Learning by doing
“Skill is the ability to overcome obstacles…It is the same in anything we attempt. Skill is a result of trying again and again, applying our ability and proving our knowledge as we gain it.”
When considering different therapeutic modalities, art therapists are often asked by prospective clients just exactly what goes on in an art therapy session. How is art therapy different from talk therapy?
Therapy, in it’s ideal form, is a space where a person can learn how to feel safe, authentic, and navigate life with more autonomy. Often that process will include building “skills” or “coping skills”, and in art therapy, that means using creative self-expression (drawing, painting, scribbling, intentionally arranging a bunch of random items you found on the ground) as a means to get there. So, the process of making art can be analogy for the process of navigating life.
Andrew Loomis (1859-1959) was an american illustrator who authored a seminal text on figure drawing titled Drawing the Head & Hands, published in 1956. In it, he asks the artist-reader to consider their motives for learning to draw the human head, as he justifies the importance of values as a guiding compass when setting out on any endeavor.
He goes on to acknowledge the human experience of impatience (haven’t we all just wanted to get it right the first time?) while also advocating for the development of “skill” as a means of “hurdling obstacles”.
Loomis writes, “Skill is the ability to overcome obstacles, the first of which is usually lack of knowledge about the thing we wish to do. It is the same in anything we attempt. Skill is a result of trying again and again, applying our ability and proving our knowledge as we gain it. Let us get used to throwing away the unsuccessful effort and doing the job over. Let us consider obstacles as something to be expected in any endeavor; then they won’t seem quite so insurmountable or so defeating.”

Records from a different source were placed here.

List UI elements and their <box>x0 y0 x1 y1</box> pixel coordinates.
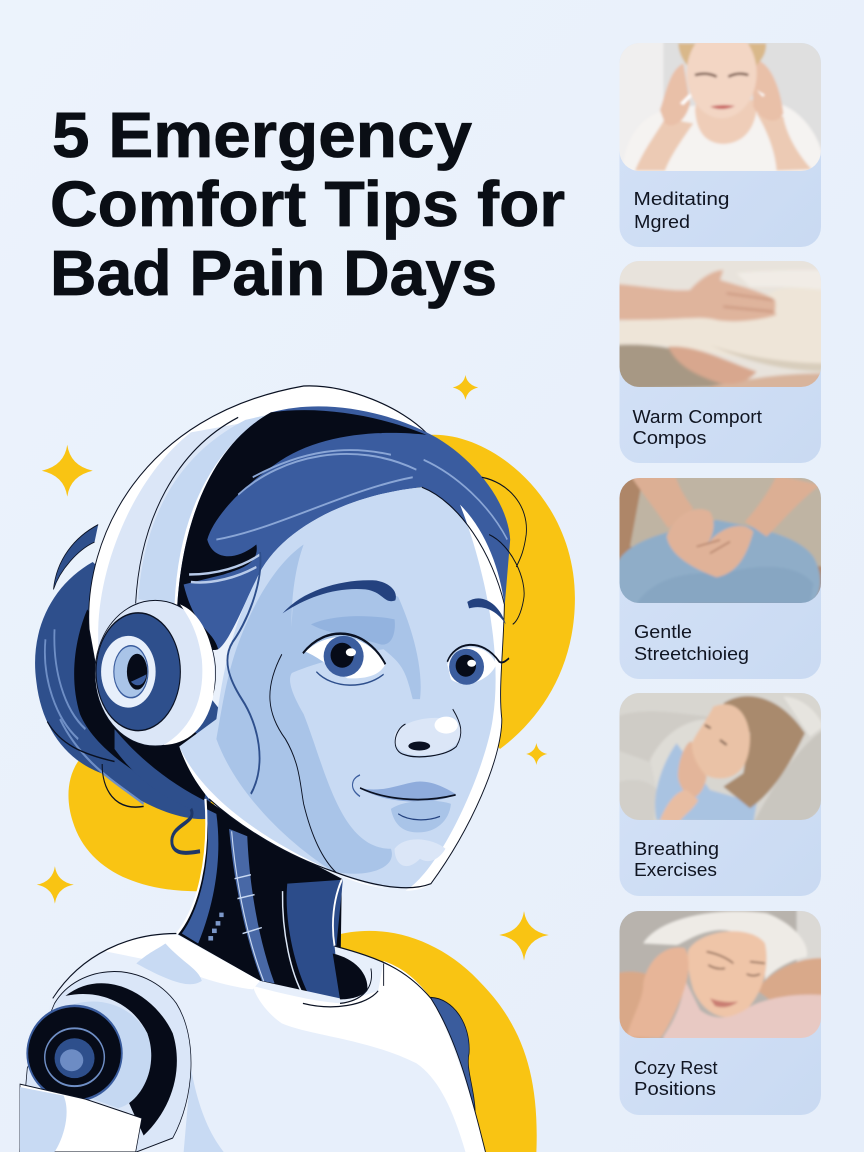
mouth <box>352 775 456 832</box>
nose <box>394 709 462 757</box>
shoulder joint <box>20 972 191 1152</box>
label: Compos <box>632 428 706 448</box>
face <box>179 487 504 891</box>
photo: woman with towel wrap and pink robe <box>617 908 823 1042</box>
robot neck <box>176 799 343 1001</box>
illustration: robot woman with yellow shapes <box>20 375 575 1152</box>
ear cup <box>95 600 216 746</box>
card 5: cozy rest positions <box>617 908 823 1115</box>
photo: hands on soft blanket <box>617 258 823 390</box>
label: Streetchioieg <box>634 644 749 664</box>
top hair <box>177 406 526 650</box>
card 3: gentle stretching <box>617 475 823 679</box>
label: Breathing <box>634 839 719 859</box>
label: Positions <box>634 1079 716 1099</box>
photo: woman touching temples <box>620 43 821 171</box>
label: Meditating <box>634 189 730 209</box>
card 4: breathing exercises <box>617 690 823 896</box>
sparkle stars <box>37 375 549 960</box>
label: Gentle <box>634 622 692 642</box>
photo: woman resting on cushions <box>617 690 823 823</box>
back hair bun <box>35 525 227 853</box>
eyebrows <box>283 580 506 624</box>
label: Cozy Rest <box>634 1058 718 1078</box>
title: Bad Pain Days <box>50 237 497 309</box>
card 1: meditating <box>617 28 823 247</box>
label <box>632 407 762 448</box>
label <box>634 1058 718 1099</box>
title: 5 Emergency <box>52 99 472 171</box>
label: Warm Comport <box>632 407 762 427</box>
label <box>634 839 719 880</box>
label <box>634 189 730 232</box>
card 2: warm compress <box>617 258 823 463</box>
robot torso <box>20 934 485 1152</box>
helmet shell <box>89 386 427 669</box>
left eye <box>303 634 385 685</box>
title <box>50 99 565 309</box>
photo: clasped hands on jeans <box>617 475 823 607</box>
yellow background blobs <box>68 435 575 1152</box>
robot back arm <box>431 997 475 1118</box>
label <box>634 622 749 664</box>
right eye <box>447 645 509 685</box>
label: Exercises <box>634 860 717 880</box>
robot hand block <box>20 1084 142 1152</box>
label: Mgred <box>634 212 690 232</box>
title: Comfort Tips for <box>50 168 565 240</box>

An analogous process of skill-building also happens in the art therapy space. Learning to gain awareness about oneself is invaluable knowledge, and key to practicing the right skills at the right times. We use that knowledge and practice different ways of being with intention, knowing we will make mistakes, knowing it won’t be perfect. When we don’t rent out mental space to perfectionistic and self-defeating thoughts, we have more space to be curious about ourselves, which means more space for self-awareness and permission to try new ways of being. And in time, these new ways of being evolve can evolve into the skills that help us navigate through life.